When we reached Piccadilly Circus, however...

we found ourselves in the most enormous crowds I have seen since the Millennium.   Luckily they were extremely good natured, but even so you can imagine how it felt being in the middle of this.

It soon became clear that the event organisers had vastly underestimated the numbers who would turn up to see these fantastic light installations.    Thank goodness so many trains were not running, is all I can say!

The installations are all over the city, and we didn't even see half of them, so we hope to return tonight (see below),  However, even if we don't see the rest, it was worth going in just for Les Lumineoles, below, in Piccadilly.

This installation of huge creatures, a cross between fish and spaceships, was created by the French company Porte Par Le Vent   When you're actually there beneath them, they seem awfully large, and they do look alive. The music that accompanies them (not clear on my video, sadly) enhanced the unearthly atmosphere.

Actually, the creatures are kites. I spotted one of the operators.

My second favourite installation, in Regent Street, was Keyframes, by the French group LAPS. This video is part of a much longer musical show, in which these little figures can be anything from ballet dancers to computer games.  Here, as the music suggests, they are being a computer game.

Onlookers absolutely loved this one.  It was so dark that I couldn't get good pictures of their enchanted faces, but this is typical.  I could feel a huge smile over my own face, too.

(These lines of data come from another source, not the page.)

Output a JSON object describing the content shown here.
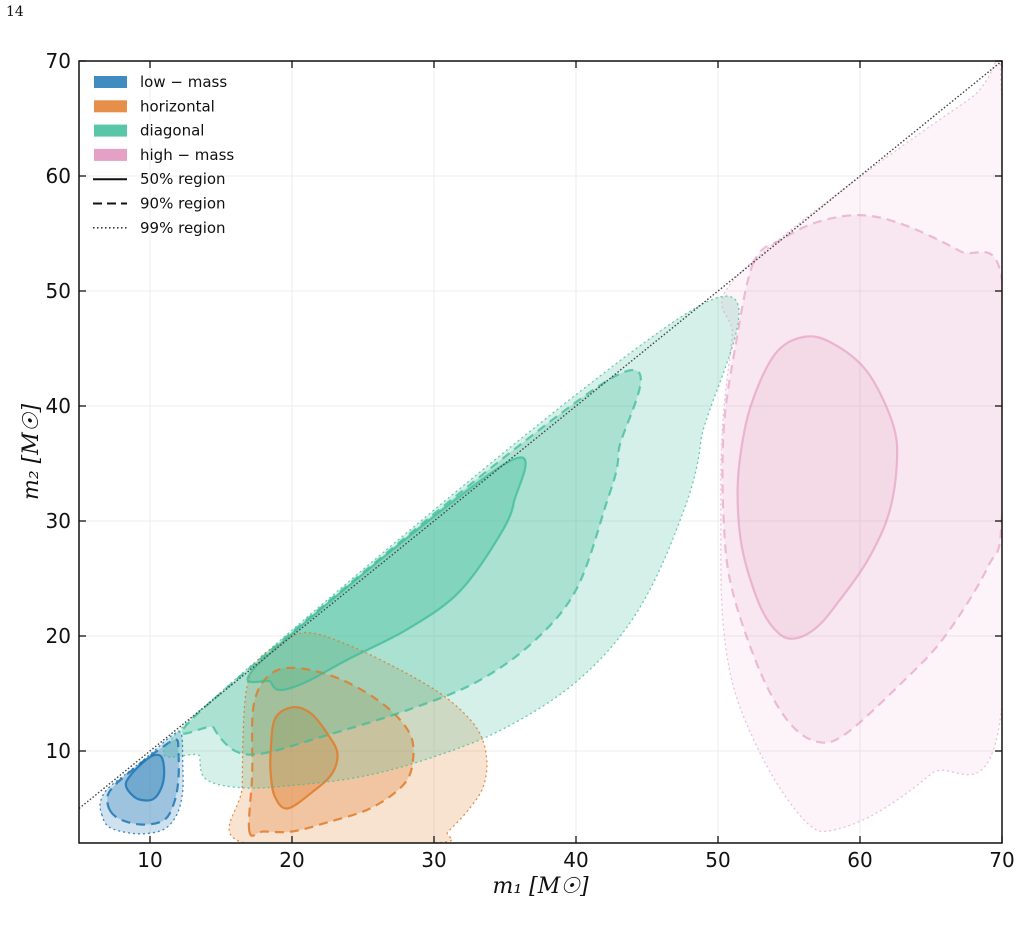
{
  "page_number": "14",
  "chart_data": {
    "type": "contour",
    "xlabel": "m₁ [M☉]",
    "ylabel": "m₂ [M☉]",
    "xlim": [
      5,
      70
    ],
    "ylim": [
      2,
      70
    ],
    "xticks": [
      10,
      20,
      30,
      40,
      50,
      60,
      70
    ],
    "yticks": [
      10,
      20,
      30,
      40,
      50,
      60,
      70
    ],
    "grid": true,
    "legend_position": "top-left",
    "diagonal_line": {
      "x": [
        5,
        70
      ],
      "y": [
        5,
        70
      ],
      "style": "dotted"
    },
    "series": [
      {
        "name": "low − mass",
        "color": "#1f77b4",
        "regions": {
          "99": [
            [
              6.6,
              4.5
            ],
            [
              7,
              3.5
            ],
            [
              8,
              3.0
            ],
            [
              9.5,
              2.8
            ],
            [
              11,
              3.2
            ],
            [
              11.9,
              4.5
            ],
            [
              12.3,
              6.5
            ],
            [
              12.3,
              9
            ],
            [
              12.2,
              11.5
            ],
            [
              11.5,
              11.3
            ],
            [
              10,
              9.7
            ],
            [
              8.5,
              8.2
            ],
            [
              7,
              6.7
            ],
            [
              6.5,
              5.5
            ]
          ],
          "90": [
            [
              7.2,
              4.8
            ],
            [
              8,
              4.0
            ],
            [
              9.5,
              3.6
            ],
            [
              11,
              4.0
            ],
            [
              11.7,
              5.5
            ],
            [
              12.0,
              7.5
            ],
            [
              12.0,
              10
            ],
            [
              11.8,
              11
            ],
            [
              10.5,
              10
            ],
            [
              9,
              8.6
            ],
            [
              7.5,
              7.0
            ],
            [
              7.0,
              6.0
            ]
          ],
          "50": [
            [
              8.5,
              6.5
            ],
            [
              9.2,
              5.8
            ],
            [
              10.2,
              5.8
            ],
            [
              10.8,
              6.8
            ],
            [
              11,
              8.2
            ],
            [
              10.8,
              9.5
            ],
            [
              10.2,
              9.6
            ],
            [
              9.5,
              9
            ],
            [
              8.7,
              8.0
            ],
            [
              8.3,
              7.2
            ]
          ]
        }
      },
      {
        "name": "horizontal",
        "color": "#e07b2a",
        "regions": {
          "99": [
            [
              16.6,
              2
            ],
            [
              16.5,
              7
            ],
            [
              16.7,
              14.5
            ],
            [
              17.5,
              17.7
            ],
            [
              19,
              19.2
            ],
            [
              21,
              20.3
            ],
            [
              24,
              19.2
            ],
            [
              28,
              16.8
            ],
            [
              31,
              14.5
            ],
            [
              33,
              12
            ],
            [
              33.7,
              9.5
            ],
            [
              33.5,
              7
            ],
            [
              32.5,
              5
            ],
            [
              31,
              3
            ],
            [
              30,
              2
            ]
          ],
          "90": [
            [
              17,
              3
            ],
            [
              17.2,
              8
            ],
            [
              17.3,
              14
            ],
            [
              18.5,
              16.7
            ],
            [
              20.5,
              17.2
            ],
            [
              23.5,
              16.2
            ],
            [
              26.5,
              14
            ],
            [
              28.3,
              11.5
            ],
            [
              28.5,
              9
            ],
            [
              27.8,
              7
            ],
            [
              25.5,
              5
            ],
            [
              22.5,
              3.8
            ],
            [
              20,
              3
            ],
            [
              18,
              3
            ]
          ],
          "50": [
            [
              18.5,
              10
            ],
            [
              18.8,
              12.8
            ],
            [
              20,
              13.8
            ],
            [
              21.3,
              13.3
            ],
            [
              22.5,
              11.5
            ],
            [
              23.2,
              9.8
            ],
            [
              22.8,
              8.0
            ],
            [
              21.5,
              6.5
            ],
            [
              19.7,
              5.0
            ],
            [
              18.8,
              6.0
            ],
            [
              18.5,
              8.0
            ]
          ]
        }
      },
      {
        "name": "diagonal",
        "color": "#3cbc98",
        "regions": {
          "99": [
            [
              13.6,
              13.6
            ],
            [
              13.5,
              9.5
            ],
            [
              14,
              7.5
            ],
            [
              16.5,
              6.8
            ],
            [
              20,
              7.0
            ],
            [
              25,
              7.8
            ],
            [
              30,
              9.5
            ],
            [
              35,
              12
            ],
            [
              40,
              16
            ],
            [
              44,
              21.5
            ],
            [
              47,
              29
            ],
            [
              48.8,
              37
            ],
            [
              48.8,
              48.8
            ]
          ],
          "90": [
            [
              14.3,
              14.3
            ],
            [
              14.5,
              12
            ],
            [
              16,
              10
            ],
            [
              18,
              9.8
            ],
            [
              22,
              11.2
            ],
            [
              28,
              13.5
            ],
            [
              33,
              16
            ],
            [
              37,
              19.5
            ],
            [
              40,
              24
            ],
            [
              42,
              31
            ],
            [
              43,
              36
            ],
            [
              42.2,
              42.2
            ]
          ],
          "50": [
            [
              18,
              18
            ],
            [
              18.5,
              16
            ],
            [
              19.2,
              15.3
            ],
            [
              21,
              16
            ],
            [
              24,
              18
            ],
            [
              28,
              20.5
            ],
            [
              31.5,
              23.5
            ],
            [
              34,
              27.5
            ],
            [
              35.6,
              31.5
            ],
            [
              34.9,
              34.9
            ]
          ]
        }
      },
      {
        "name": "high − mass",
        "color": "#e090bb",
        "regions": {
          "99": [
            [
              51.6,
              51.6
            ],
            [
              51,
              46
            ],
            [
              50.3,
              38
            ],
            [
              50.2,
              30
            ],
            [
              50.3,
              22
            ],
            [
              51,
              16
            ],
            [
              52.5,
              11
            ],
            [
              54.5,
              6.5
            ],
            [
              56.5,
              3.5
            ],
            [
              58,
              3.1
            ],
            [
              61,
              4.5
            ],
            [
              65,
              8
            ],
            [
              70,
              14
            ],
            [
              70,
              66.5
            ],
            [
              67.5,
              66.5
            ]
          ],
          "90": [
            [
              52.5,
              52.5
            ],
            [
              51.2,
              45
            ],
            [
              50.4,
              38
            ],
            [
              50.4,
              30
            ],
            [
              51,
              24
            ],
            [
              53,
              16.8
            ],
            [
              55,
              12.5
            ],
            [
              57,
              10.8
            ],
            [
              59,
              11.5
            ],
            [
              63,
              16
            ],
            [
              66,
              20
            ],
            [
              69,
              26
            ],
            [
              70,
              30.5
            ],
            [
              70,
              51
            ],
            [
              67,
              53.5
            ],
            [
              63,
              55.8
            ],
            [
              60,
              56.6
            ],
            [
              57,
              56
            ],
            [
              54.5,
              54.5
            ]
          ],
          "50": [
            [
              51.5,
              35
            ],
            [
              52.3,
              40
            ],
            [
              54,
              44.5
            ],
            [
              56,
              46
            ],
            [
              58,
              45.5
            ],
            [
              60.5,
              43
            ],
            [
              62.3,
              38.5
            ],
            [
              62.6,
              35
            ],
            [
              62,
              30.5
            ],
            [
              60.5,
              26.5
            ],
            [
              58.5,
              23
            ],
            [
              57,
              20.8
            ],
            [
              55.5,
              19.8
            ],
            [
              54.3,
              20.2
            ],
            [
              53,
              22.5
            ],
            [
              51.8,
              27
            ],
            [
              51.4,
              31
            ]
          ]
        }
      }
    ],
    "legend_lines": [
      {
        "label": "50% region",
        "style": "solid"
      },
      {
        "label": "90% region",
        "style": "dashed"
      },
      {
        "label": "99% region",
        "style": "dotted"
      }
    ]
  }
}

In St. James' Square, illuminated human figures sat on top of buildings or floated amongst the trees.

This is how they looked a little closer up.  As you walked towards them, they seemed to be moving against the dark sky. 

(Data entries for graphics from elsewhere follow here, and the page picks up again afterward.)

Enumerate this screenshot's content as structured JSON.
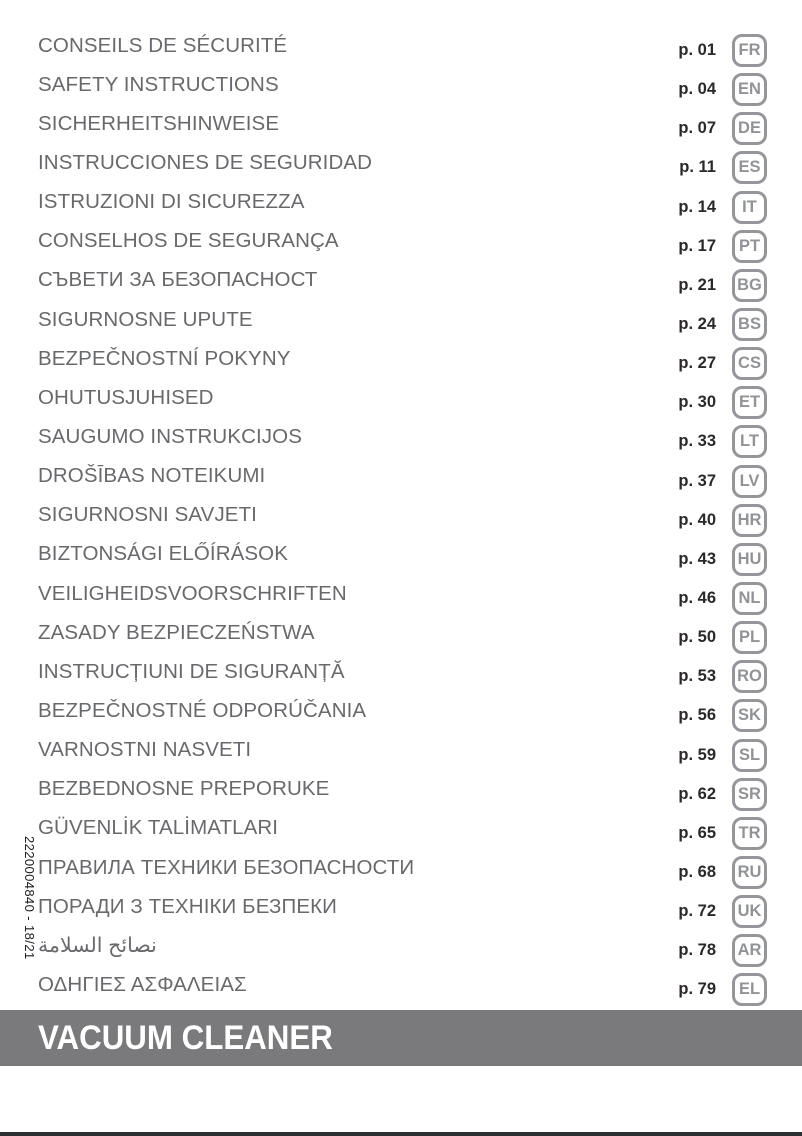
{
  "side_code": "2220004840 - 18/21",
  "banner": {
    "title": "VACUUM CLEANER",
    "background": "#7a797c",
    "text_color": "#ffffff"
  },
  "footer_bar_color": "#2b2e32",
  "colors": {
    "title_text": "#68696c",
    "page_text": "#2b2829",
    "badge": "#939598"
  },
  "toc": {
    "rows": [
      {
        "title": "CONSEILS DE SÉCURITÉ",
        "page": "p. 01",
        "lang": "FR"
      },
      {
        "title": "SAFETY INSTRUCTIONS",
        "page": "p. 04",
        "lang": "EN"
      },
      {
        "title": "SICHERHEITSHINWEISE",
        "page": "p. 07",
        "lang": "DE"
      },
      {
        "title": "INSTRUCCIONES DE SEGURIDAD",
        "page": "p. 11",
        "lang": "ES"
      },
      {
        "title": "ISTRUZIONI DI SICUREZZA",
        "page": "p. 14",
        "lang": "IT"
      },
      {
        "title": "CONSELHOS DE SEGURANÇA",
        "page": "p. 17",
        "lang": "PT"
      },
      {
        "title": "СЪВЕТИ ЗА БЕЗОПАСНОСТ",
        "page": "p. 21",
        "lang": "BG"
      },
      {
        "title": "SIGURNOSNE UPUTE",
        "page": "p. 24",
        "lang": "BS"
      },
      {
        "title": "BEZPEČNOSTNÍ POKYNY",
        "page": "p. 27",
        "lang": "CS"
      },
      {
        "title": "OHUTUSJUHISED",
        "page": "p. 30",
        "lang": "ET"
      },
      {
        "title": "SAUGUMO INSTRUKCIJOS",
        "page": "p. 33",
        "lang": "LT"
      },
      {
        "title": "DROŠĪBAS NOTEIKUMI",
        "page": "p. 37",
        "lang": "LV"
      },
      {
        "title": "SIGURNOSNI SAVJETI",
        "page": "p. 40",
        "lang": "HR"
      },
      {
        "title": "BIZTONSÁGI ELŐÍRÁSOK",
        "page": "p. 43",
        "lang": "HU"
      },
      {
        "title": "VEILIGHEIDSVOORSCHRIFTEN",
        "page": "p. 46",
        "lang": "NL"
      },
      {
        "title": "ZASADY BEZPIECZEŃSTWA",
        "page": "p. 50",
        "lang": "PL"
      },
      {
        "title": "INSTRUCȚIUNI DE SIGURANȚĂ",
        "page": "p. 53",
        "lang": "RO"
      },
      {
        "title": "BEZPEČNOSTNÉ ODPORÚČANIA",
        "page": "p. 56",
        "lang": "SK"
      },
      {
        "title": "VARNOSTNI NASVETI",
        "page": "p. 59",
        "lang": "SL"
      },
      {
        "title": "BEZBEDNOSNE PREPORUKE",
        "page": "p. 62",
        "lang": "SR"
      },
      {
        "title": "GÜVENLİK TALİMATLARI",
        "page": "p. 65",
        "lang": "TR"
      },
      {
        "title": "ПРАВИЛА ТЕХНИКИ БЕЗОПАСНОСТИ",
        "page": "p. 68",
        "lang": "RU"
      },
      {
        "title": "ПОРАДИ З ТЕХНІКИ БЕЗПЕКИ",
        "page": "p. 72",
        "lang": "UK"
      },
      {
        "title": "نصائح السلامة",
        "page": "p. 78",
        "lang": "AR"
      },
      {
        "title": "ΟΔΗΓΙΕΣ ΑΣΦΑΛΕΙΑΣ",
        "page": "p. 79",
        "lang": "EL"
      }
    ]
  }
}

This installation was called "The Time Travellers", and it's by Cedric le Bourgne - check out the amazing bird picture on his website, here.  If you notice a certain French slant to the names, I think it might be because France seems to go in for light installations. We've often seen Son et Lumiere presentations on visits to France, and I think they have them in other places too. But this festival is a first for London.

It was all but impossible to get through the four small gates into St James' Square at first, but the crowds were good natured and formed themselves into the traditional tube train queuing routine - walk on the right - and in the end everyone managed to squeeze into the more spacious park through the narrow little gates. And what a relief it was to get inside. Then, all you had to do was get out afterwards....

I don't think the organisers can have been expecting anything like this number of spectators, because little thought seemed to have been given to finding sensible and practical places to site some of the installations.  We wanted to see Deepa Man-Kler's "Neon Dogs", but it was at ground floor level in a shop window past which ran a none-too-wide pavement.  What with people trying to see the installation, or walk past on the pavement, and not get knocked off into the traffic, this ended up as another one we simply couldn't manage to see.

Apparently the installations at Kings Cross had to be switched off last night because of overcrowding.    T and I want to see them though, so we might get along early this evening. I don't know how we will get to Kings Cross without the tube. There aren't any buses going there from here.  Perhaps we will drive to a tube station on a line that IS open - if you can park. Or maybe we should just walk - it is walkable (just).

Today, I'm trying to get the details of a trip to Iceland sorted out.  Iceland in February might not be everyone's cup of tea but it sounds as if my trip will be very interesting, although very short.  Hope the bug has gone by then.  T and I can't believe how it is lingering. If it wasn't both of us we would start to wonder if there was something wrong with our immune systems, but it is much better than it was a couple of weeks ago, and for that I am grateful.